Kvedar compared healthcare to other industries, where it's been sufficient to use big data to make predictions about people's behaviors and needs based on the needs of similar people. He thinks that healthcare needs to focus more on things like sensors and personal data analytics, because people's health is too important to trust that it will follow generalized trends. He pointed out the example of pharma companies, per a 2013 Wall Street Journal article, using big data to recruit for obesity clinical trials.

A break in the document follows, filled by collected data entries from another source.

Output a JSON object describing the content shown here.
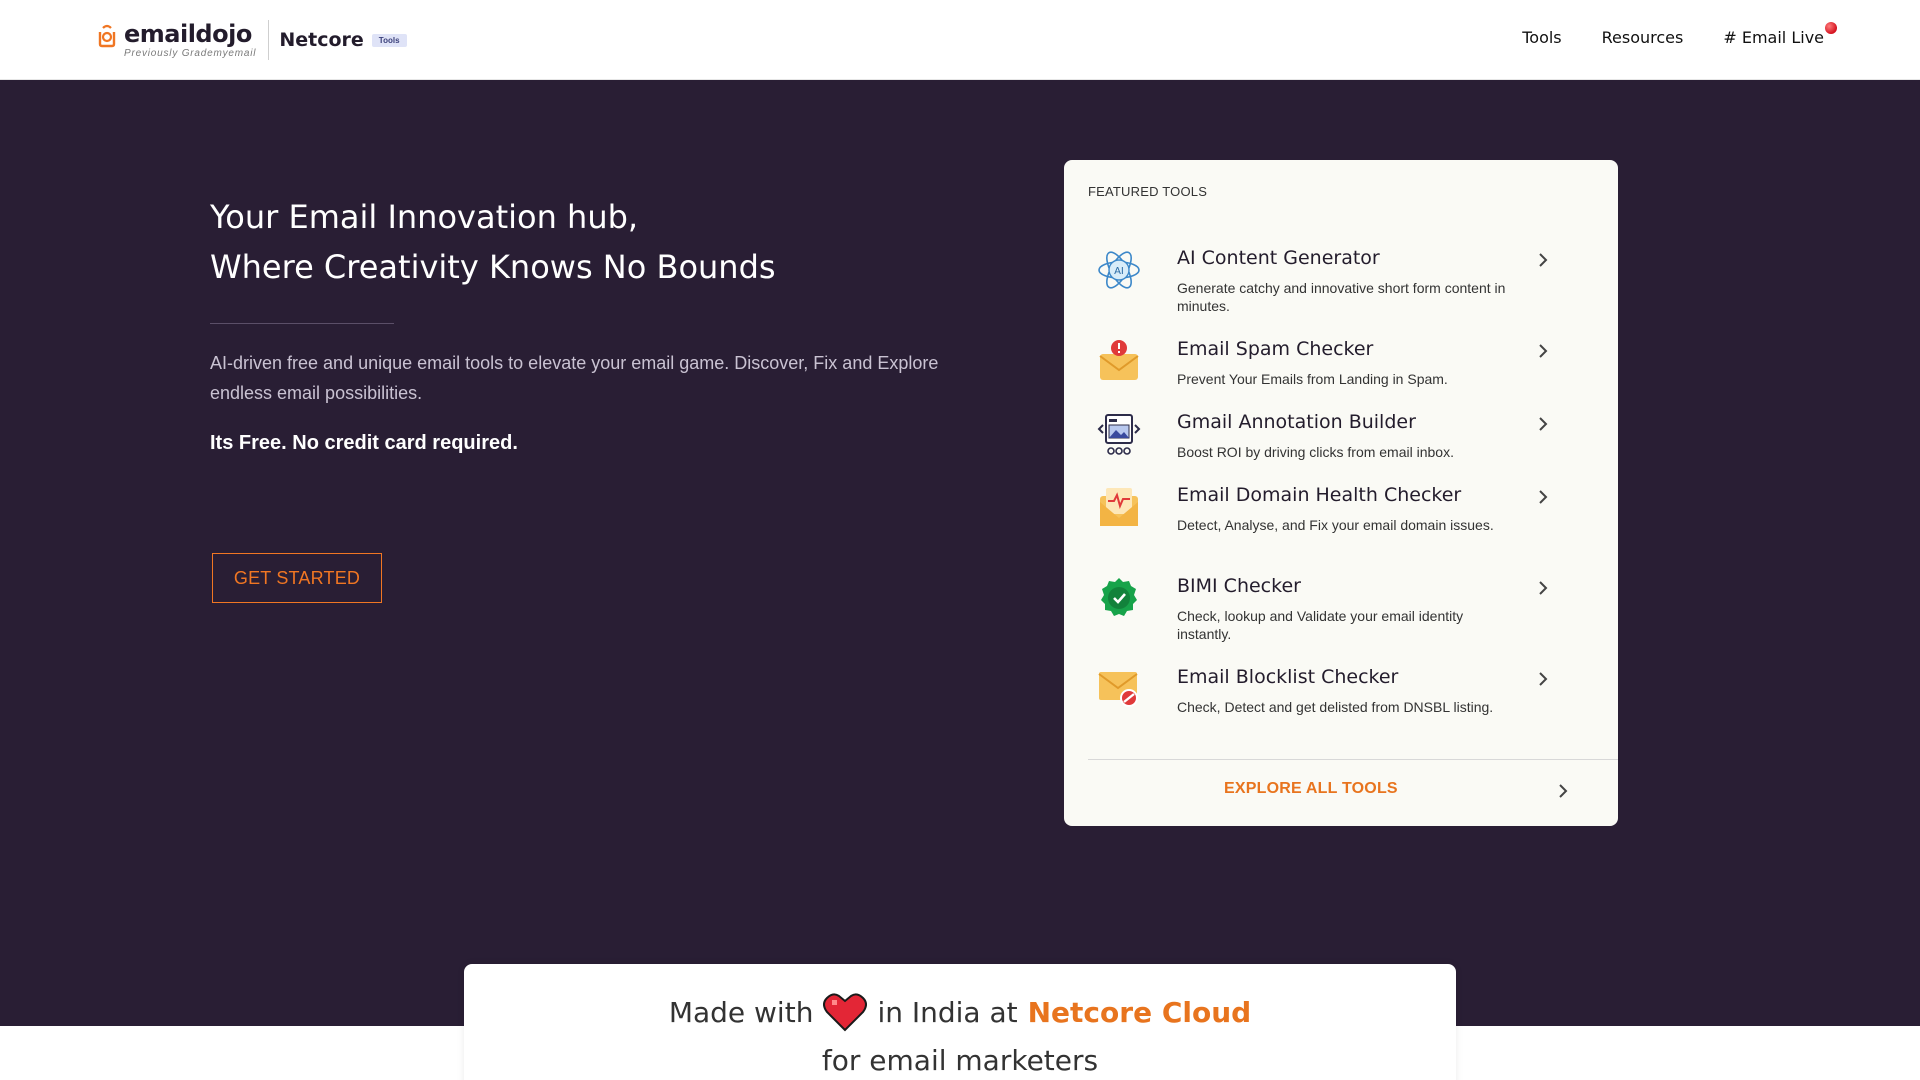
{
  "header": {
    "logo_text": "emaildojo",
    "logo_subtext": "Previously Grademyemail",
    "partner_name": "Netcore",
    "partner_badge": "Tools",
    "nav": [
      {
        "label": "Tools"
      },
      {
        "label": "Resources"
      },
      {
        "label": "# Email Live"
      }
    ]
  },
  "hero": {
    "title_line1": "Your Email Innovation hub,",
    "title_line2": "Where Creativity Knows No Bounds",
    "description": "AI-driven free and unique email tools to elevate your email game. Discover, Fix and Explore endless email possibilities.",
    "free_note": "Its Free. No credit card required.",
    "cta_label": "GET STARTED"
  },
  "featured": {
    "label": "FEATURED TOOLS",
    "tools": [
      {
        "title": "AI Content Generator",
        "desc": "Generate catchy and innovative short form content in minutes.",
        "icon": "ai-atom-icon"
      },
      {
        "title": "Email Spam Checker",
        "desc": "Prevent Your Emails from Landing in Spam.",
        "icon": "spam-envelope-icon"
      },
      {
        "title": "Gmail Annotation Builder",
        "desc": "Boost ROI by driving clicks from email inbox.",
        "icon": "annotation-builder-icon"
      },
      {
        "title": "Email Domain Health Checker",
        "desc": "Detect, Analyse, and Fix your email domain issues.",
        "icon": "domain-health-icon"
      },
      {
        "title": "BIMI Checker",
        "desc": "Check, lookup and Validate your email identity instantly.",
        "icon": "verified-badge-icon"
      },
      {
        "title": "Email Blocklist Checker",
        "desc": "Check, Detect and get delisted from DNSBL listing.",
        "icon": "blocklist-envelope-icon"
      }
    ],
    "explore_label": "EXPLORE ALL TOOLS"
  },
  "footer_note": {
    "made_with": "Made with",
    "in_india_at": "in India at",
    "company": "Netcore Cloud",
    "line2": "for email marketers"
  },
  "colors": {
    "hero_bg": "#291e34",
    "accent_orange": "#f07623",
    "card_bg": "#fafaf5"
  }
}
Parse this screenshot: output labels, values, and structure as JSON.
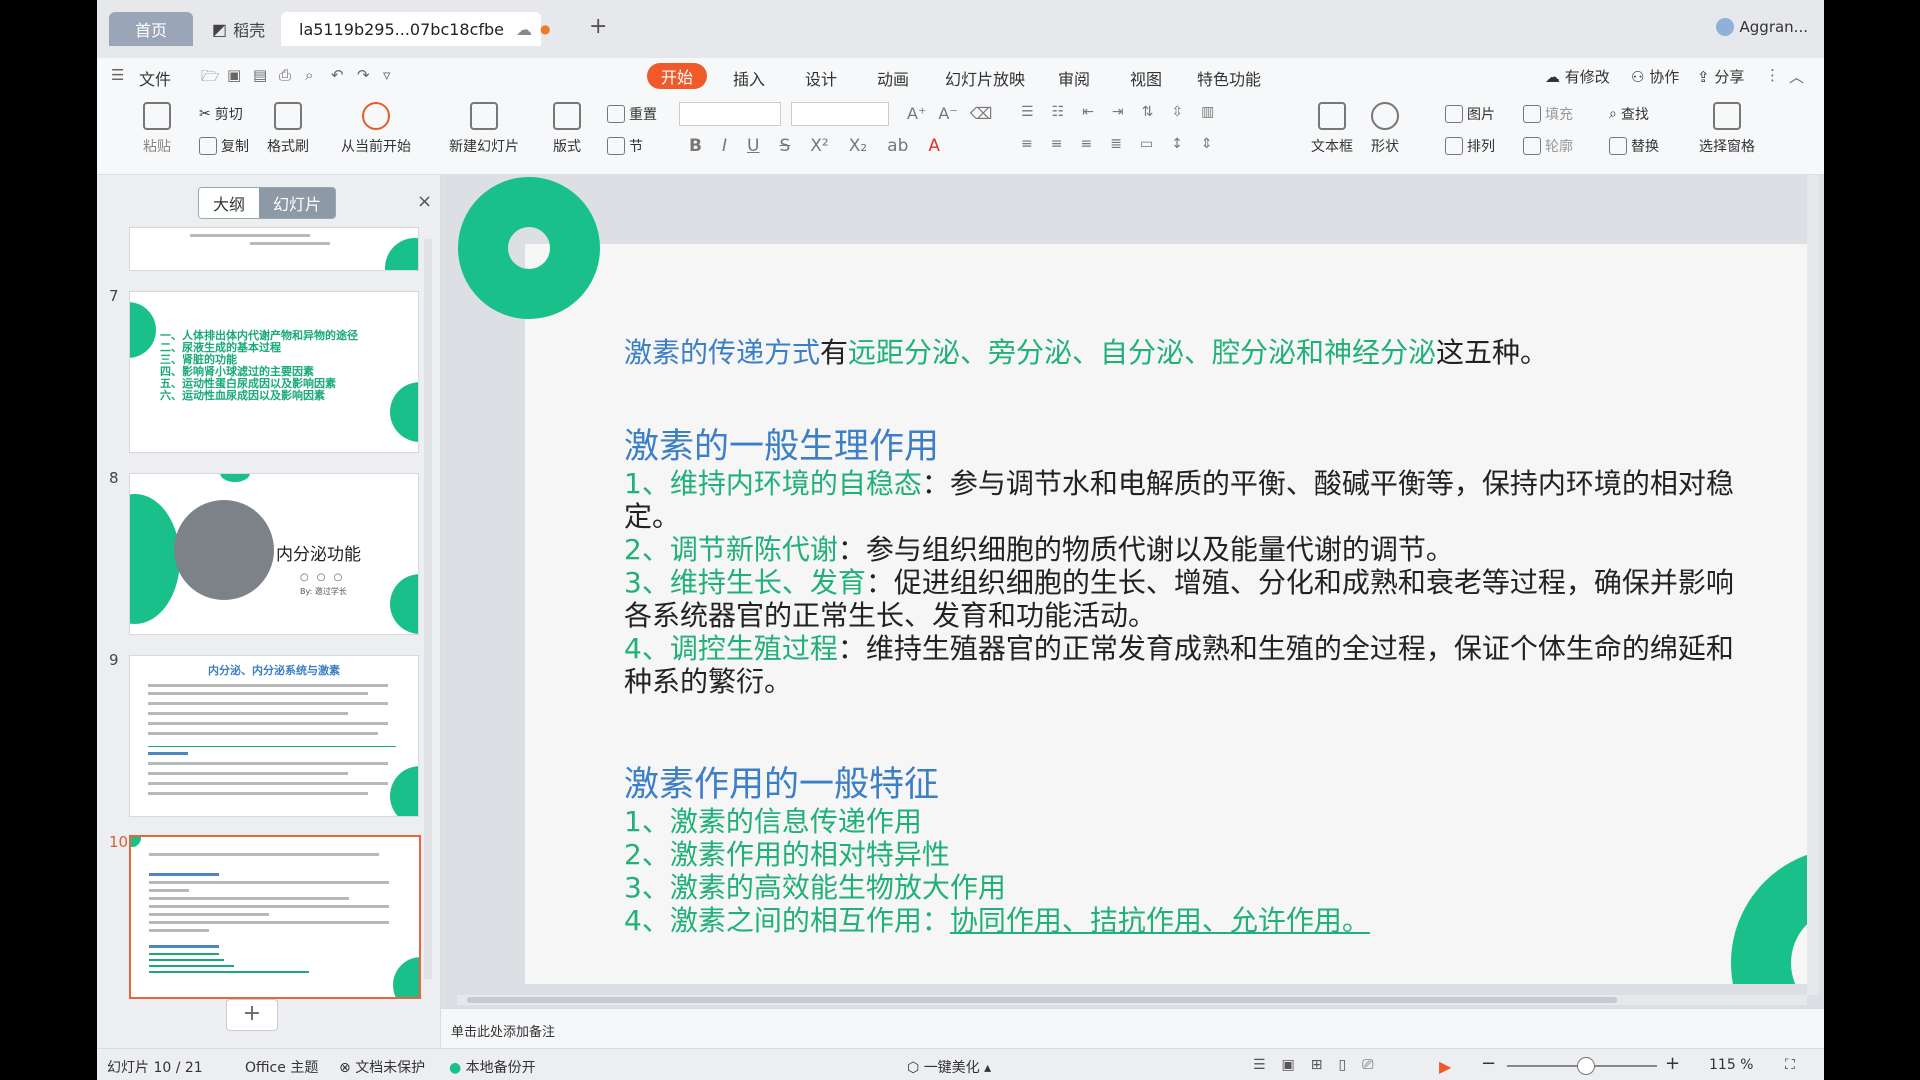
{
  "tabs": {
    "home": "首页",
    "docer": "稻壳",
    "doc_title": "la5119b295...07bc18cfbe",
    "new_tab": "+",
    "user": "Aggran..."
  },
  "menu": {
    "file": "文件",
    "items": [
      "开始",
      "插入",
      "设计",
      "动画",
      "幻灯片放映",
      "审阅",
      "视图",
      "特色功能"
    ],
    "right": [
      "有修改",
      "协作",
      "分享"
    ]
  },
  "ribbon": {
    "paste": "粘贴",
    "cut": "剪切",
    "copy": "复制",
    "format_painter": "格式刷",
    "from_current": "从当前开始",
    "new_slide": "新建幻灯片",
    "layout": "版式",
    "reset": "重置",
    "section": "节",
    "text_box": "文本框",
    "shape": "形状",
    "picture": "图片",
    "arrange": "排列",
    "fill": "填充",
    "outline": "轮廓",
    "find": "查找",
    "replace": "替换",
    "selection_pane": "选择窗格"
  },
  "panel": {
    "outline_tab": "大纲",
    "slides_tab": "幻灯片",
    "close": "×",
    "slide_numbers": [
      "7",
      "8",
      "9",
      "10"
    ],
    "thumb8_title": "内分泌功能",
    "thumb8_by": "By: 邀过学长",
    "thumb9_title": "内分泌、内分泌系统与激素",
    "thumb7_lines": [
      "一、人体排出体内代谢产物和异物的途径",
      "二、尿液生成的基本过程",
      "三、肾脏的功能",
      "四、影响肾小球滤过的主要因素",
      "五、运动性蛋白尿成因以及影响因素",
      "六、运动性血尿成因以及影响因素"
    ],
    "add": "+"
  },
  "slide": {
    "line1": {
      "a": "激素的传递方式",
      "b": "有",
      "c": "远距分泌、旁分泌、自分泌、腔分泌和神经分泌",
      "d": "这五种。"
    },
    "heading1": "激素的一般生理作用",
    "p1": {
      "num": "1、",
      "key": "维持内环境的自稳态",
      "text": "：参与调节水和电解质的平衡、酸碱平衡等，保持内环境的相对稳",
      "cont": "定。"
    },
    "p2": {
      "num": "2、",
      "key": "调节新陈代谢",
      "text": "：参与组织细胞的物质代谢以及能量代谢的调节。"
    },
    "p3": {
      "num": "3、",
      "key": "维持生长、发育",
      "text": "：促进组织细胞的生长、增殖、分化和成熟和衰老等过程，确保并影响",
      "cont": "各系统器官的正常生长、发育和功能活动。"
    },
    "p4": {
      "num": "4、",
      "key": "调控生殖过程",
      "text": "：维持生殖器官的正常发育成熟和生殖的全过程，保证个体生命的绵延和",
      "cont": "种系的繁衍。"
    },
    "heading2": "激素作用的一般特征",
    "f1": "1、激素的信息传递作用",
    "f2": "2、激素作用的相对特异性",
    "f3": "3、激素的高效能生物放大作用",
    "f4a": "4、激素之间的相互作用：",
    "f4b": "协同作用、拮抗作用、允许作用。"
  },
  "notes": "单击此处添加备注",
  "status": {
    "slide_count": "幻灯片 10 / 21",
    "theme": "Office 主题",
    "protect": "文档未保护",
    "backup": "本地备份开",
    "beautify": "一键美化",
    "zoom": "115 %"
  },
  "colors": {
    "accent": "#f05a2a",
    "green": "#19c08a",
    "blue": "#3d7fc6"
  }
}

"They’re drawing analogies like 'people who have a big cable package are more likely to be overweight, so we might want to recruit them. People who have a minivan but no children are more likely to be overweight.' I mean, how offensive is that stuff? ... That’s not going to fly. It’s pretty coarse. We have to get above the level of 'If people like Joe do X, Joe will do X' and we have to get it down to the individual level. Again, the things in the Internet of Things will help us do that."